R is for Repetition
Repetition and rote memorization: the dullest and most arbitrary form of learning, or the most fundamental and essential? Certainly it’s the oldest; in eras before codified writing developed as a communicative practice, education was passed on through the oral tradition, and students literally learned at the foot of the master by repeating his or her words until a concept could be committed to memory. When reading ancient epics such as “The Odyssey,” we see the hand of such traditions in the repetition of certain words, phrases, and story structures. Common rhetorical devices (e.g., repetition of phrases such as the “wine-dark sea” or the “fresh and rosy-fingered” dawn) were used as mnemonics for the poet and aided in the memorization process. Even still, when listening to or reading such stories’ long catalogues of ships, battle descriptions, and characters’ ancestries, it’s incredible to think of how much the storyteller must have had to rehearse and repeat this information in order to recite it by heart, and keep doing so in order to properly transmit it to the next generation of students.

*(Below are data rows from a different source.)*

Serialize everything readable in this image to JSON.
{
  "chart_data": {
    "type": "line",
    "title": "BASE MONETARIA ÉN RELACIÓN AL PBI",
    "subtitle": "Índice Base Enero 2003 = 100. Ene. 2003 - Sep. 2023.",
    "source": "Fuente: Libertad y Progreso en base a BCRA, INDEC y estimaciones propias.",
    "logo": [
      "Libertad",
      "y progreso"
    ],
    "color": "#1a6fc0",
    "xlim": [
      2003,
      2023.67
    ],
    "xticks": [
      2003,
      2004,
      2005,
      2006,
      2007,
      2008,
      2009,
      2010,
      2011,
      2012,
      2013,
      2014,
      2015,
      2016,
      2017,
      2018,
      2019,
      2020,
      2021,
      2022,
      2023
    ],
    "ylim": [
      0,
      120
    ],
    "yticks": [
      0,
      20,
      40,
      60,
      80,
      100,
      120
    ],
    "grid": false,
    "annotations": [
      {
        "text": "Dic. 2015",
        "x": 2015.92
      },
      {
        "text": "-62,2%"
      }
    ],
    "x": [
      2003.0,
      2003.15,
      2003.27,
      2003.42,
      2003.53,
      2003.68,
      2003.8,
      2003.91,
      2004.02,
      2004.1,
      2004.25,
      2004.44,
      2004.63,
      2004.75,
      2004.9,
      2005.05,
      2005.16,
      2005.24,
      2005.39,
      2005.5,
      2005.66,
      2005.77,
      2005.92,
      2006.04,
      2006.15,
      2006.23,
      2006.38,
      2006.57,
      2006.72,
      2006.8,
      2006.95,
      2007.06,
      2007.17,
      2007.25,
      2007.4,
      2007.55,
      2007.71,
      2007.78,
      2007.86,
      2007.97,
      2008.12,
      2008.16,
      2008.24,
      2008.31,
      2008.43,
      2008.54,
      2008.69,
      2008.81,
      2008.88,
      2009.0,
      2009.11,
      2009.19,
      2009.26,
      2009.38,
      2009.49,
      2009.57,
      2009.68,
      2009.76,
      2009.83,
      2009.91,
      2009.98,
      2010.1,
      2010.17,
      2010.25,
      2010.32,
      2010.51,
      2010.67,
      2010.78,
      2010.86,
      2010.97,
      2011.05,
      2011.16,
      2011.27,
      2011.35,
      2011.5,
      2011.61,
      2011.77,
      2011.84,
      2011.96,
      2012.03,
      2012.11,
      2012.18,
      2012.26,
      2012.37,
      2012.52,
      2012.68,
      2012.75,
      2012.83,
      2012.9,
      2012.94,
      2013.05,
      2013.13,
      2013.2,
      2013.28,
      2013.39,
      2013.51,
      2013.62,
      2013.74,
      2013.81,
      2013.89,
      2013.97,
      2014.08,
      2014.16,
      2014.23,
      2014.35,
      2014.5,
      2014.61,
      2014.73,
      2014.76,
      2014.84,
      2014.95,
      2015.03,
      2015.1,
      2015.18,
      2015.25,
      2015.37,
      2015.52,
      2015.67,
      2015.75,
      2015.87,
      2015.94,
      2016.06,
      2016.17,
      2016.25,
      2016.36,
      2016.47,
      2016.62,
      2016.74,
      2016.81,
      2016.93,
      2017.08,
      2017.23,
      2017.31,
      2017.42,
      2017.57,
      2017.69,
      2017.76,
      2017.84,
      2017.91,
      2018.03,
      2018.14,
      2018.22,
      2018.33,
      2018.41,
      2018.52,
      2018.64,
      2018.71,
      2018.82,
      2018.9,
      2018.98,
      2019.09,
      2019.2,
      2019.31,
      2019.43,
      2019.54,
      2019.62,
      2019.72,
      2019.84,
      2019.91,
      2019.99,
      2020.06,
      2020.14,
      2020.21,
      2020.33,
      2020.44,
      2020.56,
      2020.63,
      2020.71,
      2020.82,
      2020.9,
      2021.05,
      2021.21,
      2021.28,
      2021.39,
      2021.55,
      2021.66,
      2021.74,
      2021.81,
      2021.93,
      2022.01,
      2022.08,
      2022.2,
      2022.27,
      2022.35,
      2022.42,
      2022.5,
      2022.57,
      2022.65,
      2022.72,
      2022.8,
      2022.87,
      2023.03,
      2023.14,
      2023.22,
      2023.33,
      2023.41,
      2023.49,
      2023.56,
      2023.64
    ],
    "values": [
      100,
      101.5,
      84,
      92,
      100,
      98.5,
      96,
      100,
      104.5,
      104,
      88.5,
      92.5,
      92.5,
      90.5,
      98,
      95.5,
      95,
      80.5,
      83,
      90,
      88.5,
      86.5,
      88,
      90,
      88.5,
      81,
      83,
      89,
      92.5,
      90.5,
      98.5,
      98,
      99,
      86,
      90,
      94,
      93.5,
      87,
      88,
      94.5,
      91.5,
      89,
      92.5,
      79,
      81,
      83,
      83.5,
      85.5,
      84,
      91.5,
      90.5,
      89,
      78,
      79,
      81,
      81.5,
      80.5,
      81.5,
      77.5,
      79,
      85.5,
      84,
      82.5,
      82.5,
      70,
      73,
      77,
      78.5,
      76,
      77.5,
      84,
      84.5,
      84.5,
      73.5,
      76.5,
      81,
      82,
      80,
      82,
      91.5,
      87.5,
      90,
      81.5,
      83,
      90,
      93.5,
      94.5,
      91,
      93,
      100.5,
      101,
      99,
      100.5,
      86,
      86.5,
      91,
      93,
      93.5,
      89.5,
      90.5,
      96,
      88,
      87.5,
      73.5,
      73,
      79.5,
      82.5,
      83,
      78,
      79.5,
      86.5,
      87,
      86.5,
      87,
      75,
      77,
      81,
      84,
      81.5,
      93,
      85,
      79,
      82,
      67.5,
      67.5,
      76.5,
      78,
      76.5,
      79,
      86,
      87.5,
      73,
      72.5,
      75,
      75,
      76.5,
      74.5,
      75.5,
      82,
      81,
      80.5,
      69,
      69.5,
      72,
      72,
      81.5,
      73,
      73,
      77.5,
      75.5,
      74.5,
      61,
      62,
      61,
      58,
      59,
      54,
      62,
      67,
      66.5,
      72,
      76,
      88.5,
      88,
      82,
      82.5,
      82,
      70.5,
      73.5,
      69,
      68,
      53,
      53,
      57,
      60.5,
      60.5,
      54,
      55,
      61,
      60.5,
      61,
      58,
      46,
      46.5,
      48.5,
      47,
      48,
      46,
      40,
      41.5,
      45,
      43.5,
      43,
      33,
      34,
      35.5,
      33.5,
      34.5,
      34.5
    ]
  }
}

Even in the present day, with more integrative styles of teaching and learning, we still employ repetition to hone a skill: children recite their ABC’s and multiplication tables, actors drill lines, musicians play scales. Rote though it may be, this process codifies the information into our neural pathways until it becomes second nature. Repetition thus plants the field from which creativity and improvisation may grow. We must, however, value it beyond its own sake, lest it become mindless and disengaged.